๑۩۞۩๑ İlim Dünyası Online Dergi Dünyası ๑۩۞۩๑ => Sunuş => Konuyu başlatan: Zehibe üzerinde 17 Temmuz 2011, 08:28:39



Konu Başlığı: Eksilen Kim?
Gönderen: Zehibe üzerinde 17 Temmuz 2011, 08:28:39
Eksilen Kim?


Mayıs 2010 137.SAYI
 

Sabahattin AYDIN kaleme aldı, SUNUŞ bölümünde yayınlandı.

Dünya değiştikçe ister istemez biz de değiştik. Şehirlerimiz, evlerimiz, çalışma hayatımız, gündelik alışkanlıklarımız hakim kültüre göre şekillenmeye başladı. Bu bir noktaya kadar kaçınılmaz bir durum. Ne var ki her şeye rağmen korumamız gereken bireysel ve toplumsal değerlerimizi bu değişime kurban verdikçe kendimiz eksiliyoruz. Modern dünyanın vaat ettiği hiçbir şey bu eksikliği gidermiyor, tamamlamıyor.

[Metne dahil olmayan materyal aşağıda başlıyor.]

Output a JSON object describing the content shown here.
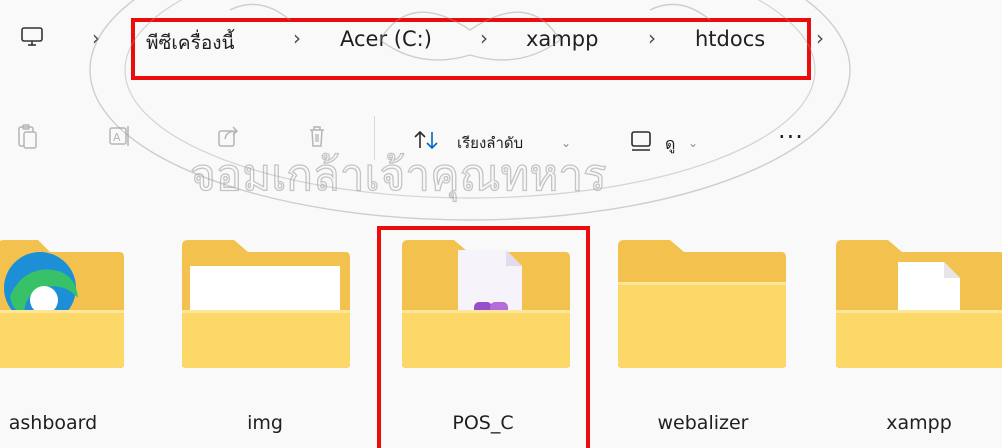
{
  "breadcrumb": {
    "items": [
      {
        "label": "พีซีเครื่องนี้"
      },
      {
        "label": "Acer (C:)"
      },
      {
        "label": "xampp"
      },
      {
        "label": "htdocs"
      }
    ]
  },
  "toolbar": {
    "sort_label": "เรียงลำดับ",
    "view_label": "ดู",
    "more_label": "···"
  },
  "folders": [
    {
      "name": "ashboard",
      "icon": "edge-folder-icon"
    },
    {
      "name": "img",
      "icon": "folder-with-document-icon"
    },
    {
      "name": "POS_C",
      "icon": "folder-with-app-icon"
    },
    {
      "name": "webalizer",
      "icon": "folder-icon"
    },
    {
      "name": "xampp",
      "icon": "folder-with-file-icon"
    }
  ],
  "watermark": {
    "text": "จอมเกล้าเจ้าคุณทหาร"
  },
  "colors": {
    "highlight": "#ec0c0c",
    "folder_back": "#f3c24e",
    "folder_front": "#fcd869",
    "background": "#f9f9f9"
  }
}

Korumamız gereken bu unsurların başında elbette Rabbimizle irtibatımız geliyor. Kalbî irtibatımız ve ibadetlerimiz... Sonra dürüstlüğümüz, samimiyetimiz, nezaketimiz, hak bilirliğimiz, yani ahlâkımız… Ve nihayet müslüman toplum olarak bizi inşa eden, kimlik kazandıran, ayakta tutan özelliklerimiz. Zaman ne kadar değişirse değişsin, isterse insanlık başka gezegenlerde koloniler kursun, bunlar bizde kalmalı. Kalmalı ki ideal medeniyetin bir gün yeniden yeşereceğine dair umutlar sönmesin.

Bugün artık İslâm memleketleri genellikle dünyanın başka herhangi bir memleketine benziyor. Şehirler, gündelik hayat, kılık kıyafet neredeyse aynı. Bir beldenin İslâm beldesi olduğunun ilk ve en görünür işareti camilerimiz ve oraya beş vakit ruh veren, can katan ezanlarımız. Ne var ki camiler cemaatsiz. Ayın konusunun spotunda söylediğimiz gibi ahir zaman yorgunu müslümanlar olarak namazlarımızı evlerimizde, işyerlerimizde eda ediyor, camileri ıssız bırakıyoruz. Beldeye müslüman kimliğini veren ibadethanelerimizle, dolayısıyla kendi kimliğimizle irtibatımız iyi değil.

Her namaz çağrısında ırmak olup camiye aktığımızı düşünelim bir an. Muhitimiz nasıl değişir, çocuklar, gençler, namazla henüz ünsiyet kuramamış olanlar nasıl etkilenirdi. Sadece bu bile başlı başına toplumsal bir eğitim ve inşaya yol açmaz mıydı? Dindarlarımızın cemaat seferberliği, cuma ya da bayram namazlarına koşarak giden ortalama müslümanı etkileyip beş vakte teşvik etmez miydi?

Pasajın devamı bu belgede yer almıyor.